Jan 11, 2016

For the longest time, I remember shunning the notions of the term “hopeless romantic”. I found it sappy and downright sad – blame the use of hopeless and its penchant for sounding too negative.

Yet, even as I’d cringe and think of all the other qualities I’d like to find myself associated with, I couldn’t shrug off feeling cheated – as if someone took something away from me even if I was the one guilty…

The Background

When I was little, I would look at photos of my parents. Mom was dressed in white with a matching hat on her head and dad dapper in a black suit. I remember trying to figure out if mom grew after her pregnancy because no way was she only as tall as my dad’s shoulders. Turns out she was sitting on a relatively high chair, I just didn’t see because of her dress. I would look at those photos whenever I’d pass by them and think, “I wonder how my wedding would be like.”

I never wondered about who I’d be with. I’d just think about how the day would pan out. 

Will I turn into bridezilla? Would I fit into my gown? What if I trip while I’m walking down the aisle?! Would everything be perfect? Where would the reception be? How many tiers would the cake have? Should I still have a little couple placed on top or is that too cheesy?

I questioned the details, instead of thinking about who I’d be saying “I do” to. I questioned the details but I never answered them. 

The Question

When Vergs asked me to marry him, it was beautiful. Not everyone knows the real story of how it went, and I’d like to keep it at that. That story is ours. That moment is ours to keep. 

I’ve gotten a slew of questions since posting on social media so I figured I’ll just do a run down here.

Did I expect the proposal? No. 

Did I know we were going to get married? Yes. We’ve been talking about long term plans even before he left for bootcamp. 

Am I pregnant? I could hurl a thousand curse words at you for thinking I am, but I’ll just be polite and say “no”. 

The Sense of Belonging

I’ve been married for officially 19 days now and the feeling is still so surreal. But at the same time, it feels… right. I look at my left hand and see the two rings and I just have to stop whatever it is that I’m doing to take a breath. 

I’m married. I belong to someone and he belongs to me. 

So many of my life decisions involve me trying out different things and seeing if they work. But less than a handful of them actually strike me with a sense of belonging, a feeling of purpose that I’m on the right path – that I’m where I’m meant to be.

And I found it here. I found it in a person. 

Someone who drives me crazy when he leaves soiled tissue on the table when the trashcan is just right there. Someone who tolerates me and my love-hate relationship with Waze and Google Maps and my uncanny ability to always miss a turn. 

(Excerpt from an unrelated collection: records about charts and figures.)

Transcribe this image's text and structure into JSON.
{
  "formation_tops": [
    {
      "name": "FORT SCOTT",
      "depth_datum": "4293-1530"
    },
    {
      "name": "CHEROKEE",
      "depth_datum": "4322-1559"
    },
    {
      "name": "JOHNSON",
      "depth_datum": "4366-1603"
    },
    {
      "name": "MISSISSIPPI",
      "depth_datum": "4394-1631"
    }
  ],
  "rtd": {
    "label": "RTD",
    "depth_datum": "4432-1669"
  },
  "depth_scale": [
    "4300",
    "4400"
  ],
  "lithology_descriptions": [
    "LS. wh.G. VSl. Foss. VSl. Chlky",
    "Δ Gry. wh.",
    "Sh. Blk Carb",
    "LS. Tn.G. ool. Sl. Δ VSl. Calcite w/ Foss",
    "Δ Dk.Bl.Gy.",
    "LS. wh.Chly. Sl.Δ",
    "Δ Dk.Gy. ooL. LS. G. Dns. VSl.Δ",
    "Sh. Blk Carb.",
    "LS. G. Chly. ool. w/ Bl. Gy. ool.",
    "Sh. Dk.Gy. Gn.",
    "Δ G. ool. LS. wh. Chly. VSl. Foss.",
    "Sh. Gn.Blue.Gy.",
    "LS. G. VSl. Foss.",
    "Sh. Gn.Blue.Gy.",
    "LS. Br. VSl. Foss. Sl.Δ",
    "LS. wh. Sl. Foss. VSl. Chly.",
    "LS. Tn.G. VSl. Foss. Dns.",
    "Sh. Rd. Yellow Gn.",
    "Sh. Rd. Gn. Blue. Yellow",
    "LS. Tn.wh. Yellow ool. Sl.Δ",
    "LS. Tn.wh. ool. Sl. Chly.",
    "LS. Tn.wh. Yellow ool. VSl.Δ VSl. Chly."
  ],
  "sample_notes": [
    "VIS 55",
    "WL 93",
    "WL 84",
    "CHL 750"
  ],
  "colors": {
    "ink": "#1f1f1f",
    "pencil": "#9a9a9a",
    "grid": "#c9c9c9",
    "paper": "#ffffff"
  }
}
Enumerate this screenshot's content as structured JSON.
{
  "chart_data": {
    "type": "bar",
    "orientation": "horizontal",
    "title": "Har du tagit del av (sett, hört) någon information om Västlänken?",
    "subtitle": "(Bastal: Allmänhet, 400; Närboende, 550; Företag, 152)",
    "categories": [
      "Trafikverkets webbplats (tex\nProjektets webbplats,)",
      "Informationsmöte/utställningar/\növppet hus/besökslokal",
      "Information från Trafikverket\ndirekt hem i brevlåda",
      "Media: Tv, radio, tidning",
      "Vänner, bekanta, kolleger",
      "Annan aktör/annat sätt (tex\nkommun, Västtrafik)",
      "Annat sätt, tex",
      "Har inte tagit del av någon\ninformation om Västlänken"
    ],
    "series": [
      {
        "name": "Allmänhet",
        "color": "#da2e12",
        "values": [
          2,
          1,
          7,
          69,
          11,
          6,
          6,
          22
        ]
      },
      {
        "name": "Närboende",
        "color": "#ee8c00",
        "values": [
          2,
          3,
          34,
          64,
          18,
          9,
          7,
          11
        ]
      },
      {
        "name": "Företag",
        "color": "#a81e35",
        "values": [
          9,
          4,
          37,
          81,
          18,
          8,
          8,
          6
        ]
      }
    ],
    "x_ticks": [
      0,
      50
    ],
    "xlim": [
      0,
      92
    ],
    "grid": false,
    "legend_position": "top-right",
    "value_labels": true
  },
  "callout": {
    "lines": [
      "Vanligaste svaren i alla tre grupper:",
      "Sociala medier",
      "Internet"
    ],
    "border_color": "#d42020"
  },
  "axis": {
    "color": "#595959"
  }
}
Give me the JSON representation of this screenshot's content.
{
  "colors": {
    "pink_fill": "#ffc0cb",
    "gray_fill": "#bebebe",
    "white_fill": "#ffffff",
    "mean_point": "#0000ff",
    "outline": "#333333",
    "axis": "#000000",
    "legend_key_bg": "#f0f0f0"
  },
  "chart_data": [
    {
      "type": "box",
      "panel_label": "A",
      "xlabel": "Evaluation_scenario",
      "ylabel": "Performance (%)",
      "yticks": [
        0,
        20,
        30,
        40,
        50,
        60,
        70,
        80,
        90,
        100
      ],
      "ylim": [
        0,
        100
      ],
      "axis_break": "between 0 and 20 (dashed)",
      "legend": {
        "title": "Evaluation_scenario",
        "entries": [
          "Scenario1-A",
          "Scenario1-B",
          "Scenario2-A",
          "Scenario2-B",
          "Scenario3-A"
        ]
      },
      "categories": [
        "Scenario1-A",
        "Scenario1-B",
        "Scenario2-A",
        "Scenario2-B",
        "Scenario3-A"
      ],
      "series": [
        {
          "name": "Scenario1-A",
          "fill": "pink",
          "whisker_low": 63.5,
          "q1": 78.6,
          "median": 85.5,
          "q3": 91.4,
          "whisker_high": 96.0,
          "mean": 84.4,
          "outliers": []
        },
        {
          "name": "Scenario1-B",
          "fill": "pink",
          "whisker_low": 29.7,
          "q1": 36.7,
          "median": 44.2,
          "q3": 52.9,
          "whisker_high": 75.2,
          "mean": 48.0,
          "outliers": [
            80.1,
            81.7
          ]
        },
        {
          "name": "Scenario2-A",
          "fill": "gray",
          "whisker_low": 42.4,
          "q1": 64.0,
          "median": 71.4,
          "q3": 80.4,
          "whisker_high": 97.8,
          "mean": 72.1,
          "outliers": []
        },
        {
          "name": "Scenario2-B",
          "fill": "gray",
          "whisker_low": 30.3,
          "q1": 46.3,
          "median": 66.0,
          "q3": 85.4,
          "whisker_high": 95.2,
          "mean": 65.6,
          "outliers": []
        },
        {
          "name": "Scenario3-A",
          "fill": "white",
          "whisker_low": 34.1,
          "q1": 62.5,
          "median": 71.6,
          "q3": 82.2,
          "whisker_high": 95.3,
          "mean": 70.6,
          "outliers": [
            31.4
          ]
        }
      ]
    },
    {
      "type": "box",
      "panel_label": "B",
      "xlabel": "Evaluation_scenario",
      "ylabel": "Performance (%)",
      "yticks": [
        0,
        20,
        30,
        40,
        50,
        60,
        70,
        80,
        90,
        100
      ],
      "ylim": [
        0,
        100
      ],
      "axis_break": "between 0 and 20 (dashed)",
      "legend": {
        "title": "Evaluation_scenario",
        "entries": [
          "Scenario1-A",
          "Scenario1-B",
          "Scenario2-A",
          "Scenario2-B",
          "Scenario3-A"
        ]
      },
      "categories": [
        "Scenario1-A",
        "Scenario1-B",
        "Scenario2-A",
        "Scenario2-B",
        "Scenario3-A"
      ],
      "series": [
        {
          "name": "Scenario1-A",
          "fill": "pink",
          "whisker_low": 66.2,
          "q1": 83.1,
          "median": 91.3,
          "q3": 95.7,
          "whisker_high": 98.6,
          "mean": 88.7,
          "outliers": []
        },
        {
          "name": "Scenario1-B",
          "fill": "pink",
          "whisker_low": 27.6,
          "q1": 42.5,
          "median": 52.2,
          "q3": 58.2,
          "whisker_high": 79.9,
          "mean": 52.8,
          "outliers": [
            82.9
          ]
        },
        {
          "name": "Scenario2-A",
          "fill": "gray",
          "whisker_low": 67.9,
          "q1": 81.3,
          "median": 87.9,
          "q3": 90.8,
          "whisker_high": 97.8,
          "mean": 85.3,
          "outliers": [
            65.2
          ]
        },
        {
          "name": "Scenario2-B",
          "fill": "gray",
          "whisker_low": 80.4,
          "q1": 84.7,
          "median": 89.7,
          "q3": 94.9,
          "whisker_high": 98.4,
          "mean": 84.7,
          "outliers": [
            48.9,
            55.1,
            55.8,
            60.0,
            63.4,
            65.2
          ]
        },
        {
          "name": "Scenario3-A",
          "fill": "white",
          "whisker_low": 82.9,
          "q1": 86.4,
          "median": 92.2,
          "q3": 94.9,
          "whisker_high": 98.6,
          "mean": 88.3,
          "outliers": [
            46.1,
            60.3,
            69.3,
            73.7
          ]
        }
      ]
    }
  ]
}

And someone who becomes the big spoon and holds me when I cry because I have to leave for a flight the next morning…

The Beauty of Truth

Growing up, there were a few things I shunned because of a fear at looking weak and inadequate. And in doing so, I was lying to myself. I put up walls, wore masks, and took on different theatre roles. But weirdly enough, during my first ever serious conversation with my now husband (still happily freaking out over this), I was as transparent as ever – and I didn’t even know him that well yet. 

So I guess this serves as a thank you. A note of gratefulness to both You and you. 

Thank You for knowing when to help me bring the walls down, for letting me meet the love of my life, for never leaving me even when I was hurtful, and for showing me numerous times what it means to love and be loved.

And to you… Thank you for letting me know myself better through you. For challenging me and calling me out when you knew I wasn’t being honest to myself, for accepting me flaws and all, and for loving me in the best way that you know how.

roxci vergs married.jpg

On January 1, I got engaged. And on January 11, I had a civil wedding and officially became a military wife. 

I love you, babe. I promise never to leave, even if it gets hard. I promise to cook lots of food for you, without having you worry about me accidentally killing you with peanuts. And I promise that even if we’re old and wrinkly, I will always choose to love you, always and in all ways.